Treasury has cut the growth forecasts for New Zealand's economy it gave in its pre-election update (PREFU) because of the worsening European sovereign debt crisis.
In its latest monthly economic indicators released this afternoon, Treasury said PREFU assumed that European governments would manage the crisis without too much more damage to the real economy.
However, "financial tensions have escalated and dragged down growth forecasts in the region and across our major trading partners."
"Although the outlook is still well above the indicative downside scenario outlined in PREFU, it has weakened to the extent that we now expect New Zealand's economic growth in the year ending March 2013 to be closer to 3 per cent than the 3.4 per cent we had forecast in the Pre-election Update," Treasury said.
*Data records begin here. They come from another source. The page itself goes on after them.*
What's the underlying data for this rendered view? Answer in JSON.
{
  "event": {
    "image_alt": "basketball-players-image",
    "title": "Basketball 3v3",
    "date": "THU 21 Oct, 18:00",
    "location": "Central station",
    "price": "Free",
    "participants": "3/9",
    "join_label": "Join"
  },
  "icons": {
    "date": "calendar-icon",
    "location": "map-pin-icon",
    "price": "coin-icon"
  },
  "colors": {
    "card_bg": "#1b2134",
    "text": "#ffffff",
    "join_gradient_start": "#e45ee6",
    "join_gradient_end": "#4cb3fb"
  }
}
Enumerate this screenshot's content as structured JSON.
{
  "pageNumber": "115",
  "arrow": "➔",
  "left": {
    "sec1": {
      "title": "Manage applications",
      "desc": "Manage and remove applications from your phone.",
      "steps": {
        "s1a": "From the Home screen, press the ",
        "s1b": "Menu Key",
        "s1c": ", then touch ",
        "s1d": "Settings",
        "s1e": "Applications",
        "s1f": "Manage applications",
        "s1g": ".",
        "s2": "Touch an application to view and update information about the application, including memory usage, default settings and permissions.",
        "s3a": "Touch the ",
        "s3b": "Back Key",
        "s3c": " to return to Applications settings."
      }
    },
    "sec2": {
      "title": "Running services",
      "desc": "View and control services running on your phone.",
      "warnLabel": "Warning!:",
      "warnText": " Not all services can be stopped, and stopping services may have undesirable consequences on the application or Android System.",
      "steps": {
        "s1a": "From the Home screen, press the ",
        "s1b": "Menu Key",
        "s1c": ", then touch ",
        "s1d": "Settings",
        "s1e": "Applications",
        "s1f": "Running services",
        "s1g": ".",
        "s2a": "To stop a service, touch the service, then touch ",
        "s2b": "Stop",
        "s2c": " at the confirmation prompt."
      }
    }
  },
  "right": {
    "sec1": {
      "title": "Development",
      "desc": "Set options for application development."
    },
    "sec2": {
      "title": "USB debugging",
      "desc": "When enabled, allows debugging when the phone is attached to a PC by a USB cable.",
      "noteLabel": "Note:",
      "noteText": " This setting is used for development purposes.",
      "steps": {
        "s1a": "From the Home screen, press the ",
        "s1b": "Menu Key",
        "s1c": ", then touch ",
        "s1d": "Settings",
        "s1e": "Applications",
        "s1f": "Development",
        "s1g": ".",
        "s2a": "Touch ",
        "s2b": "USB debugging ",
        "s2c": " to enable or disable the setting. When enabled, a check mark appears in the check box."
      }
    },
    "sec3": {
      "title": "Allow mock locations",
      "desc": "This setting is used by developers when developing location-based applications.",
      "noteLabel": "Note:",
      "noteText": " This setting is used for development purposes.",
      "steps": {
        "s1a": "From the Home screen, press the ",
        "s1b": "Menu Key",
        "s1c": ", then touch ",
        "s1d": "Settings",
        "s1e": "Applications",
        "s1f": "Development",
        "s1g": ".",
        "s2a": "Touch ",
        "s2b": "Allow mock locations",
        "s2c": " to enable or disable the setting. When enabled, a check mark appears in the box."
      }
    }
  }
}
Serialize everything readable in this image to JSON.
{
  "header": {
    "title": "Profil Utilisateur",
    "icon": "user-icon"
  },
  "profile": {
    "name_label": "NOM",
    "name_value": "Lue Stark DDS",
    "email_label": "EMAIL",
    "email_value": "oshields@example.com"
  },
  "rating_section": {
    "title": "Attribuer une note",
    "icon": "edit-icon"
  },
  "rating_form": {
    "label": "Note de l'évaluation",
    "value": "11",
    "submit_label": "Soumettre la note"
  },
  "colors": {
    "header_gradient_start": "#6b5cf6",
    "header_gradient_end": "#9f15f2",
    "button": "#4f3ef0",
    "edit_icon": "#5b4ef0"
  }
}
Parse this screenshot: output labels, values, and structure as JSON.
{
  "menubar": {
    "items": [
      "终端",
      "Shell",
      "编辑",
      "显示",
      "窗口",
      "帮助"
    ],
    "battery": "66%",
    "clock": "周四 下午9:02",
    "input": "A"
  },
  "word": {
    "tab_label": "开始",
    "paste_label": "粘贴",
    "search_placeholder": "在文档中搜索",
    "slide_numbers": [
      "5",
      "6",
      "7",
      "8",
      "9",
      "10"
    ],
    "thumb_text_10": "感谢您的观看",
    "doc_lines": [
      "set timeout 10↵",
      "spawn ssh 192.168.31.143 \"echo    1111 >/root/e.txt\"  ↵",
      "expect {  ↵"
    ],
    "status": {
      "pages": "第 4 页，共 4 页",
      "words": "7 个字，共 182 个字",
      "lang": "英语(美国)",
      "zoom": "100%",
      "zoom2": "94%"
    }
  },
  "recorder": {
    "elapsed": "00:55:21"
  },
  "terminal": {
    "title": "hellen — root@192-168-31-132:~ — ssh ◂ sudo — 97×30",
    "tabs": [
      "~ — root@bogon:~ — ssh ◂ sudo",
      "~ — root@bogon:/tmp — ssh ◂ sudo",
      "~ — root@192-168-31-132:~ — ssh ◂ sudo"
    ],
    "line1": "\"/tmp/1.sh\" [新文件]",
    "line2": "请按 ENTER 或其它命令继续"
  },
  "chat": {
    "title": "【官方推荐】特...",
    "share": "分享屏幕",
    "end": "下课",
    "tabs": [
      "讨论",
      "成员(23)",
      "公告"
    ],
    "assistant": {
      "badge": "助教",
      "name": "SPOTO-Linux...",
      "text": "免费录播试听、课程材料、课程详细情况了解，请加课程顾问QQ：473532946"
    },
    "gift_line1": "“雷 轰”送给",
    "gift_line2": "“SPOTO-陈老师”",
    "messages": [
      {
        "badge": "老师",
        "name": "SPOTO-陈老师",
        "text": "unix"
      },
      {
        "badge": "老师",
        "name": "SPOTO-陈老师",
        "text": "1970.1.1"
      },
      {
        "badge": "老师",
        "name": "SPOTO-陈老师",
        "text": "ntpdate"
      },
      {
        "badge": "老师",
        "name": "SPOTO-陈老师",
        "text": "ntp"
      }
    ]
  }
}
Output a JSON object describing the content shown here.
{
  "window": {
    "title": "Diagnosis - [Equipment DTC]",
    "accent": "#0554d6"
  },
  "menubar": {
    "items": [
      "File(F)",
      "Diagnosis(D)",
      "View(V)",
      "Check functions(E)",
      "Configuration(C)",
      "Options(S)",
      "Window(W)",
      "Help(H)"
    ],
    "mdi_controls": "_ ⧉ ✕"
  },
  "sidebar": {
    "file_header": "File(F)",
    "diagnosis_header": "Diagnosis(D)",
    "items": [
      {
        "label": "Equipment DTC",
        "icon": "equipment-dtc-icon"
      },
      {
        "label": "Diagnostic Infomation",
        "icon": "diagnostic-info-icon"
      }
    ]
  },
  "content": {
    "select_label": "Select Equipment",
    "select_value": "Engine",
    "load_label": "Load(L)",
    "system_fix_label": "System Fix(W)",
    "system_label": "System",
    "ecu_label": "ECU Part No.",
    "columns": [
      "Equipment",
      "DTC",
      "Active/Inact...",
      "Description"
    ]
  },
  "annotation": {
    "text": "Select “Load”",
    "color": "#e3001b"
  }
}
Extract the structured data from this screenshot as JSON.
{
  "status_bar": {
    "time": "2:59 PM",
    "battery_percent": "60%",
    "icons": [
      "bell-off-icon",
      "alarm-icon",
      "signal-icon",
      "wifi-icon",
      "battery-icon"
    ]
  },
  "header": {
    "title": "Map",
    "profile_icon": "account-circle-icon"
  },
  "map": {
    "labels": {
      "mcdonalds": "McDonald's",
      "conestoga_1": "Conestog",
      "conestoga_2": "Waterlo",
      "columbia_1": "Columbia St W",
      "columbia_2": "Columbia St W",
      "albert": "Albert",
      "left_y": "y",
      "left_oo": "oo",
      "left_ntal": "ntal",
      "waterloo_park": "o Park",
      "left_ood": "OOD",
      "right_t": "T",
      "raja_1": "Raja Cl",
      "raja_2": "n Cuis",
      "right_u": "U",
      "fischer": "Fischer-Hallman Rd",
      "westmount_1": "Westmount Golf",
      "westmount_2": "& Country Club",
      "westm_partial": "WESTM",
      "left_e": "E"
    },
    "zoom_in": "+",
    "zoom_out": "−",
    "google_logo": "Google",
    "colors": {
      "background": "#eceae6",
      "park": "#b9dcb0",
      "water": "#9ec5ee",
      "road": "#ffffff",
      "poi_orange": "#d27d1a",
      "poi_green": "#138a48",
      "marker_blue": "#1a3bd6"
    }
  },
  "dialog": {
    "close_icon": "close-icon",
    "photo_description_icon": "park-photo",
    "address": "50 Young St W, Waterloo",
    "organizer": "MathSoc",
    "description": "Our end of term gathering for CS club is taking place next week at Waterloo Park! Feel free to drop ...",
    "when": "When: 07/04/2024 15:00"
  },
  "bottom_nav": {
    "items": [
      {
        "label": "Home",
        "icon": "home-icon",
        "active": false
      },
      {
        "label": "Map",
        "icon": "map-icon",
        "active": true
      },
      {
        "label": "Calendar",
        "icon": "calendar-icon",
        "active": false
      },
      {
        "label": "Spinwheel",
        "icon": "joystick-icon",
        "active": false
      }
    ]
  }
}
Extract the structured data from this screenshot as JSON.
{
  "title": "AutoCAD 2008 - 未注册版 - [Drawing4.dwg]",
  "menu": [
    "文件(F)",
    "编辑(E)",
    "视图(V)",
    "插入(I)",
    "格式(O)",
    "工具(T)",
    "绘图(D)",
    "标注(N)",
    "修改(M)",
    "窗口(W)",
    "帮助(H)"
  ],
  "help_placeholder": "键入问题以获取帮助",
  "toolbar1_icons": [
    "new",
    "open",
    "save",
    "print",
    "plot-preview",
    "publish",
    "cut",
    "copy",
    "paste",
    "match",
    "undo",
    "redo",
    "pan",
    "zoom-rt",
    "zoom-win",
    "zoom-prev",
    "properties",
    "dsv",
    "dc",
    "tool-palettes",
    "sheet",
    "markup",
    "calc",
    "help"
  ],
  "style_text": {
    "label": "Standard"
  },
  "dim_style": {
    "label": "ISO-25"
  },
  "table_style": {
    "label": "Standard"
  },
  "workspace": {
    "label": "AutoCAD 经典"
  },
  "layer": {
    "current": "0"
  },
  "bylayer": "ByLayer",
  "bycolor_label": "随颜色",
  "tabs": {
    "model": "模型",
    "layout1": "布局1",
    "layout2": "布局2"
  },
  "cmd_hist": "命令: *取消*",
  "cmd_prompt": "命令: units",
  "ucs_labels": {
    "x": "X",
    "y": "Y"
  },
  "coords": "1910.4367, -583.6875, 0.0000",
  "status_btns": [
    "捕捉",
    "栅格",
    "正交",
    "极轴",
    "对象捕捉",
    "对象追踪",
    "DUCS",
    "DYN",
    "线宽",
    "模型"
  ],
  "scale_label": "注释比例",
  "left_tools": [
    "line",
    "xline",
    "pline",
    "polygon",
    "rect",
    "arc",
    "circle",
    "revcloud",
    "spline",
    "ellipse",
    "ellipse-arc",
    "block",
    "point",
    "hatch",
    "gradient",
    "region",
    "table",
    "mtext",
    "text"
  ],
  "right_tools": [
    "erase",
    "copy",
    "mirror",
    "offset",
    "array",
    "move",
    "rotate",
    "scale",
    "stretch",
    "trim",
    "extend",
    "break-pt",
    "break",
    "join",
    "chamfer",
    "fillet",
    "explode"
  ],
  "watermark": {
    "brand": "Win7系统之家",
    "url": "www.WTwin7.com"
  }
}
"It is likely that growth will also be lower in subsequent years, but it is too early to judge how material those impacts might be. We continue to expect the Canterbury rebuild to begin in earnest in the second half of 2012 and to provide an offset to global weakness.
"Easier monetary conditions, through a lower exchange rate and a potential delay to the start of expected rises in the Official Cash Rate, will also provide some offset to a weaker world economy," it said.
"In the PREFU we noted that in the downside scenario tax revenue would be around NZ$14.5 billion lower across the four-year forecast period.
Although we are still well away from the downside scenario, global economic risks have increased the chances of a downgrade to our revenue forecasts when the Treasury publishes its 2012 Budget Economic and Fiscal Update."